Yazar, seriyi daha önceden planladığı şekilde bu uçurum askısıyla bitirmeyi tercih eder. Kahraman, kendi kişisel vahim durumunu fark etmiştir ama bundan sonra ne olacağı meçhuldür. Burada, bilerek veya bilmeyerek, Block’un çok başarılı bir iş yaptığını belirtmeliyim. Bu tip uçurum askılarıyla biten romanlar (filmler de) mutlaka bir devam fikrini zorlar çünkü. Okur, kahramanın başına bundan sonra ne geldiğini merak eder.
Block, her ne kadar serinin bittiğini ilan etse de bir editör arkadaşına verdiği kısa öykü sözü durumu değiştirir. Playboy dergisinde yayınlanan By the Dawn’s Early Light adlı öykü, Scudder’ın içki içtiği günlerde geçmektedir ama anlatı zamanı alkoliklikten kurtulduğu dönemdir. Block , Shamus ödülü alan öyküyü geliştirir ve 1986’da When the Sacred Ginmill Closes romanını yayınlar. Böylece seri yeniden canlanır. İlginç bir şekilde karakterin gelişimi/değişimi devam eder. Scudder bir yandan alkolle mücadele ederken, diğer yandan da kendi hayatıyla yüzleşmesini sürdürür. Seri boyunca karakterler ve olaylar birbirleriyle bağlantılı olarak devam eder ve gelişirler. Scudder, özel dedektiflik ruhsatını alır, evlenip bir aile kurmayı düşünür ve yaşlanır.

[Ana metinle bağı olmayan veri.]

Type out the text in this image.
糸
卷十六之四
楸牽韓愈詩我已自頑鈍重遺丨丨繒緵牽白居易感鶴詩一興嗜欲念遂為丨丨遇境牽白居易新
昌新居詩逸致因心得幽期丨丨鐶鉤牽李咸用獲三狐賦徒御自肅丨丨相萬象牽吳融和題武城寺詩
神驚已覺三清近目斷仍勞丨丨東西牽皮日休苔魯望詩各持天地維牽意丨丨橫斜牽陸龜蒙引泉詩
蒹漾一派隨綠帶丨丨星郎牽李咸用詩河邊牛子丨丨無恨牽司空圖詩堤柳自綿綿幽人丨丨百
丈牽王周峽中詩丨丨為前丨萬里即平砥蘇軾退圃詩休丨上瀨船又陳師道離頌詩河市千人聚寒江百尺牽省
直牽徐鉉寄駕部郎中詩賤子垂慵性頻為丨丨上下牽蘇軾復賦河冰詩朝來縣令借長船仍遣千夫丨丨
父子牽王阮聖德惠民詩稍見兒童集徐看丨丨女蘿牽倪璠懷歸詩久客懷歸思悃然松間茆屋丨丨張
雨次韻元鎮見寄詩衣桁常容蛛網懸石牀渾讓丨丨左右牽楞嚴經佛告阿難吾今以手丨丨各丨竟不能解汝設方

Serideki birkaç önemli yan karaktere de değinmek isterim. Bunlardan biri, evsiz, siyahi bir çocuk olan TJ; hikâye ilerledikçe Scudder’ın yardımcısı olarak görürüz onu. Eskiden fahişe olan Elaine ise daha sonra sanat taciri olur ve Scudder’la evlenir. Bir de bar sahibi Mick Ballou var. İrlandalı gaddar bir mafya üyesi olan bu adam Scudder’ın en yakın dostudur.
Tabii New York şehrini de unutmamak lazım. Bütün sert polisiyelerde olduğu gibi, bu seride de New York, izbe sokakları, karanlık caddeleri, ürkütücü binaları, klostrofobik barları ve tüm tehlike potansiyeliyle adeta başlı başına bir karakterdir.
Sert polisiyede dedektifin kusurlu olması, istenen, arzu edilen bir durumdur. Esasen kahramanın kusurları, çatışmayı daha kolay yaratır ve hikâyenin bir noktadan başka bir noktaya gidişini hızlandırır. Alkolik bir kahramansa her bakımdan işlevseldir. Anlatıcı karakterin alkolik olması, yazara iki kolaylık sağlar. Birincisi, kendi gerçekliğini, düşüncelerini, fikirlerini gizleyemez, hiç dolandırmadan açık açık söyler. İkincisi ise bunun tersi bir durumdur: Kandaki alkol oranının yükselmesi, anlatıcıyı daha az güvenilir kılar. Söylediklerinden kuşku duyulan bir anlatıcı, polisiye kurgunun en muhtaç olduğu edebi tekniklerden biridir.
Block, alkolik karakterinin bu iki özelliğinden sonuna kadar yararlanmış ve bundan iyi sonuç çıkarmayı bilmiş. Artı, onun alkolizmle mücadelesini uzun bir süreç içinde ele alarak bağımlılık üzerine yazılmış en iyi eserlerden birini, polisiyede ise en önemlisini üretmiştir. Lawrence Block’un Matthew Scudder serisi, günümüzde Amerikan polisiyesinin klasikleri arasında yer almaktadır.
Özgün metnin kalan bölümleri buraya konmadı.